Association between Driving Pressure, Systemic Inflammation and Non-pulmonary Organ Dysfunction in Patients with Acute Respiratory Distress Syndrome, a Prospective Pathophysiological Study.

Abstract

Background: Driving pressure is thought to determine the effect of low tidal ventilation on survival in patients with acute respiratory distress syndrome. The leading cause of mortality in these patients is non-pulmonary multiorgan dysfunction, which is believed to worsen due to the biological response to mechanical ventilation (biotrauma). Therefore, we aimed to analyze the association between driving pressure, biotrauma, and non-pulmonary multiorgan dysfunction. Additionally, we analyzed this relationship for tidal volume / predicted body weight.
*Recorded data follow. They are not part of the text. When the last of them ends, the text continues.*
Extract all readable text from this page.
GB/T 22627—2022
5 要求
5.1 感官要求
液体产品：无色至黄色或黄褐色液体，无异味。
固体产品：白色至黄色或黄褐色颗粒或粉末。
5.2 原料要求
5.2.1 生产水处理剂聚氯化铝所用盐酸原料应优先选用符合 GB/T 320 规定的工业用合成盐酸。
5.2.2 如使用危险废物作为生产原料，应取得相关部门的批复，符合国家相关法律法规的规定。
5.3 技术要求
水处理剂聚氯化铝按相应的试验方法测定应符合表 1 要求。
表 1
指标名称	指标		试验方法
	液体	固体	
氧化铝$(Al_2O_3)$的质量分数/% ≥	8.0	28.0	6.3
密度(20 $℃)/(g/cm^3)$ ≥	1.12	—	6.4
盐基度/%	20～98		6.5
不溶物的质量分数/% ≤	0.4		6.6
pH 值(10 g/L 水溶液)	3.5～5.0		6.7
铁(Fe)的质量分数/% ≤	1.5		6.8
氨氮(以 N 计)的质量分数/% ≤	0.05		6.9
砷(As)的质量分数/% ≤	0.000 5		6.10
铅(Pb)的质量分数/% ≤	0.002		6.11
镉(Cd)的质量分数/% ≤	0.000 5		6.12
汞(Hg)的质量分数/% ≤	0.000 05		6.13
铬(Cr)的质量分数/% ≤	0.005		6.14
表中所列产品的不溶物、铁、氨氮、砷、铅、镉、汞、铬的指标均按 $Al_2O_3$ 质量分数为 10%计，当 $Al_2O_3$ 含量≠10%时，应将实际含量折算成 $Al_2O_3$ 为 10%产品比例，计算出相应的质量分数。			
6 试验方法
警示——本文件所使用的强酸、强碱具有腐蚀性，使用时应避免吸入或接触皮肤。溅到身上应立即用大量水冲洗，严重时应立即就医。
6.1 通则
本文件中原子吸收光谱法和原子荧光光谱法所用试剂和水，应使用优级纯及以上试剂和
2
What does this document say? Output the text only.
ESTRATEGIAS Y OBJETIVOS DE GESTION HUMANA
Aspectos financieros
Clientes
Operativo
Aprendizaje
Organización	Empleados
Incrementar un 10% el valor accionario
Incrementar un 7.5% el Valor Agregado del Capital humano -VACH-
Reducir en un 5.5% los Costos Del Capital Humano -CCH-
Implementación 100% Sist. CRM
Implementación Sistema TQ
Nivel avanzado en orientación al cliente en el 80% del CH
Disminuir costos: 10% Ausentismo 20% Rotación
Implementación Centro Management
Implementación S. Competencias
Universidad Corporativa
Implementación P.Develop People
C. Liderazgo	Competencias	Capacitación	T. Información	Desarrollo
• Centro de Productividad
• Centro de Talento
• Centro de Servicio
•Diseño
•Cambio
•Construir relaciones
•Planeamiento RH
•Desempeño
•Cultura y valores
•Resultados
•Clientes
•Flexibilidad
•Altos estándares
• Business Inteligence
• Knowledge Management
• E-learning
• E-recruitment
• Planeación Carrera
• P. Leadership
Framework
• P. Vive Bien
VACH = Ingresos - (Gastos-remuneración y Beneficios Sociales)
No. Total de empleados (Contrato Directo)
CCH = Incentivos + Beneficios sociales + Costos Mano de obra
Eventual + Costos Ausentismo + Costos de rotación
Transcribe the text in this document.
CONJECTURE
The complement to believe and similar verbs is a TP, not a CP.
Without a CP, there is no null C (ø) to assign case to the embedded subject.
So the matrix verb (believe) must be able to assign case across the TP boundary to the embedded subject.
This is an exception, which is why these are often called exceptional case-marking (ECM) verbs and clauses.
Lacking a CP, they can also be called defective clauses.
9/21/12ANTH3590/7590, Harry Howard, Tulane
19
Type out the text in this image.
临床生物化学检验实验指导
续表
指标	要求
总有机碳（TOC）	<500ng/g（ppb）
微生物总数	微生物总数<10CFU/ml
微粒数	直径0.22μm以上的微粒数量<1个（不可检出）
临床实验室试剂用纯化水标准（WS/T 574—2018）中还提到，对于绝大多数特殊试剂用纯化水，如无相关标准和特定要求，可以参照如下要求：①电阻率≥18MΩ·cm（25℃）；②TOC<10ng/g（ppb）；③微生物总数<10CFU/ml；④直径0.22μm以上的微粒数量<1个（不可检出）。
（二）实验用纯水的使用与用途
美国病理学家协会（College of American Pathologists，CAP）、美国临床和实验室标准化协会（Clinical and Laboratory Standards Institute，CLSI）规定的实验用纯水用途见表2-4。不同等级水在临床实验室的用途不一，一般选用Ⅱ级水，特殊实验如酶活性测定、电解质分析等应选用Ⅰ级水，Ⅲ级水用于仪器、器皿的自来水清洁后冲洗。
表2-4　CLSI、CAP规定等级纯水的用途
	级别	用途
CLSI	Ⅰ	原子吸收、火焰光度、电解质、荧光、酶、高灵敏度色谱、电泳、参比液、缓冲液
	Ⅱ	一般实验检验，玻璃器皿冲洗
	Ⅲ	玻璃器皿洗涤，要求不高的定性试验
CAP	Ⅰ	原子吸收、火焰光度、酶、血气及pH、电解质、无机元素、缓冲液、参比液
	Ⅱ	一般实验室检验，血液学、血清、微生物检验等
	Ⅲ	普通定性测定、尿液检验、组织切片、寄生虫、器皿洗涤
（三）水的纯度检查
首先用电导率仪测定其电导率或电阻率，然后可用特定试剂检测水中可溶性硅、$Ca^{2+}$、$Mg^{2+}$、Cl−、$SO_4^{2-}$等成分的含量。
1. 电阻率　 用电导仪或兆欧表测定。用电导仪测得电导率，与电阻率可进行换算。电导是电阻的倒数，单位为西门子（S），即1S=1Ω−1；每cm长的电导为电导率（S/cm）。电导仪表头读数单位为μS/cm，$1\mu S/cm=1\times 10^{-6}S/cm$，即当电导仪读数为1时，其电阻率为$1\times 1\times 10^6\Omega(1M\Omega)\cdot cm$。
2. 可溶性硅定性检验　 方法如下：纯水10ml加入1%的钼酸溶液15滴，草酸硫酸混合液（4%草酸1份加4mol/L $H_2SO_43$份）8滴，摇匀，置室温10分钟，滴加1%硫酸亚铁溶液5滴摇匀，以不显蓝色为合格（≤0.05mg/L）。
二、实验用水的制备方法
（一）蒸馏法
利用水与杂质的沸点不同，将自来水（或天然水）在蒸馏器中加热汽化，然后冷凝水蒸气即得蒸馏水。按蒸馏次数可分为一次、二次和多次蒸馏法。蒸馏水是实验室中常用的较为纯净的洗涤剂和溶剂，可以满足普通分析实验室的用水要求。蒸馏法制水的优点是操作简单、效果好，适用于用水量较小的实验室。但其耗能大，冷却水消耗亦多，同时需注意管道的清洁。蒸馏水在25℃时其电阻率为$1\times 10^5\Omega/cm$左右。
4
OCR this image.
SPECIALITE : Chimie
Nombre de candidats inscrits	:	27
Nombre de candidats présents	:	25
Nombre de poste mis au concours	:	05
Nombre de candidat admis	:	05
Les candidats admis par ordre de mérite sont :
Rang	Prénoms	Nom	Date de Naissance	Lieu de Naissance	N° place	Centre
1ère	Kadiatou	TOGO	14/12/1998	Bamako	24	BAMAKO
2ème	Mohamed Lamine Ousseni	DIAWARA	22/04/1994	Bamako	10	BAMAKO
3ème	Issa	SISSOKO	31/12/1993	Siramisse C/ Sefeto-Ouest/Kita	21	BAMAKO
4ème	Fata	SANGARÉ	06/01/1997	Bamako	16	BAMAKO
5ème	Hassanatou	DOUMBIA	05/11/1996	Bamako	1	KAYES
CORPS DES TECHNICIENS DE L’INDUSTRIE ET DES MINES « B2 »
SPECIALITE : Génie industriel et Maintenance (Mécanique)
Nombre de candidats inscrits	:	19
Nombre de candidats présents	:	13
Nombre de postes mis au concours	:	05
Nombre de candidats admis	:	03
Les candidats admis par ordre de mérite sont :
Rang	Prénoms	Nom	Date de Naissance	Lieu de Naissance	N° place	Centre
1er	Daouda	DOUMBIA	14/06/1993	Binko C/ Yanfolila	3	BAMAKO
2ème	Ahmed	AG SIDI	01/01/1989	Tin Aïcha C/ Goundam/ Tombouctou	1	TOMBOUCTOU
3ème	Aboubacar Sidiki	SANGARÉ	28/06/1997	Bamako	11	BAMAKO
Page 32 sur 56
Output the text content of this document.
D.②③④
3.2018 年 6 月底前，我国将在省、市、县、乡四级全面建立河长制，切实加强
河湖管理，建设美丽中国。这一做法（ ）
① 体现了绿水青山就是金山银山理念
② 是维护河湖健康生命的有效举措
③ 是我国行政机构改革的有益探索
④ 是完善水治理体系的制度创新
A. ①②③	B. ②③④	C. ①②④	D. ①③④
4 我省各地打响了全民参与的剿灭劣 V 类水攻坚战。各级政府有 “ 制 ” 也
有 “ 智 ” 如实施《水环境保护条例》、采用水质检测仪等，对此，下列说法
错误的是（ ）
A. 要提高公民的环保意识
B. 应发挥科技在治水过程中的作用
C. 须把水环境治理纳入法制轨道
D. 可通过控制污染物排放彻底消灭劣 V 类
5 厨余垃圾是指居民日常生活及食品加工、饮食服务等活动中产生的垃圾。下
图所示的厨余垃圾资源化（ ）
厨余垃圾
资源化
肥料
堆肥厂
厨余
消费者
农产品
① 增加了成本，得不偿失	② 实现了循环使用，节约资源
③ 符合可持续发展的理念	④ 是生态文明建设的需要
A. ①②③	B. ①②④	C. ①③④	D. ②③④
Methods: Observational study that included adult patients with acute respiratory distress syndrome undergoing invasive mechanical ventilation admitted to the Hospital Clinic of Barcelona, Spain, between June 2019 and February 2021. We conducted mixed-effects models to assess the effects of driving pressure and tidal volume/predicted body weight on the evolution of 22 log-transformed biomarker variables during the first, third, and fifth days after study enrollment. These 22 systemic biomarkers characterized epithelial and endothelial pulmonary dysfunction, inflammation, and coagulation disorders in the included patients. In the same fashion, the association between driving pressure and non-pulmonary multiorgan dysfunction was evaluated by the non-pulmonary sequential organ failure assessment score (non-pulmonary SOFA) and its associated variables. Finally, we performed mediation analyses to assess whether the relationship between biomarkers and driving pressure was mediated by other ventilator-induced lung injury parameters.

Results: Thirty-eight patients were included. The driving pressure was independently associated with soluble Receptor for advanced glycation end-products, Interleukin (IL)-8, IL-6, IL-10, IL-17, Interferon-ɣ, Chemokine (C-C motif)-2, Vascular endothelial growth factor, Tissue factor, Protein C, Protein S, and higher dose of norepinephrine. However, this relationship attenuated over time. In contrast, tidal volume/predicted body weight was not associated with any of the 22 biomarkers tested response. A concomitant increase in positive end-inspiratory plateau pressure or tidal volume did not mediate the effect of driving pressure on biomarkers. Conversely, the association between compliance of the respiratory system and pulmonary epithelial dysfunction was primarily mediated by driving pressure.

Conclusions: Driving pressure, but not tidal volume/predicted body weight, was correlated with epithelial and endothelial pulmonary dysfunction, inflammation, coagulation disorders, and hemodynamic dysfunction. However, this relationship diminished over time.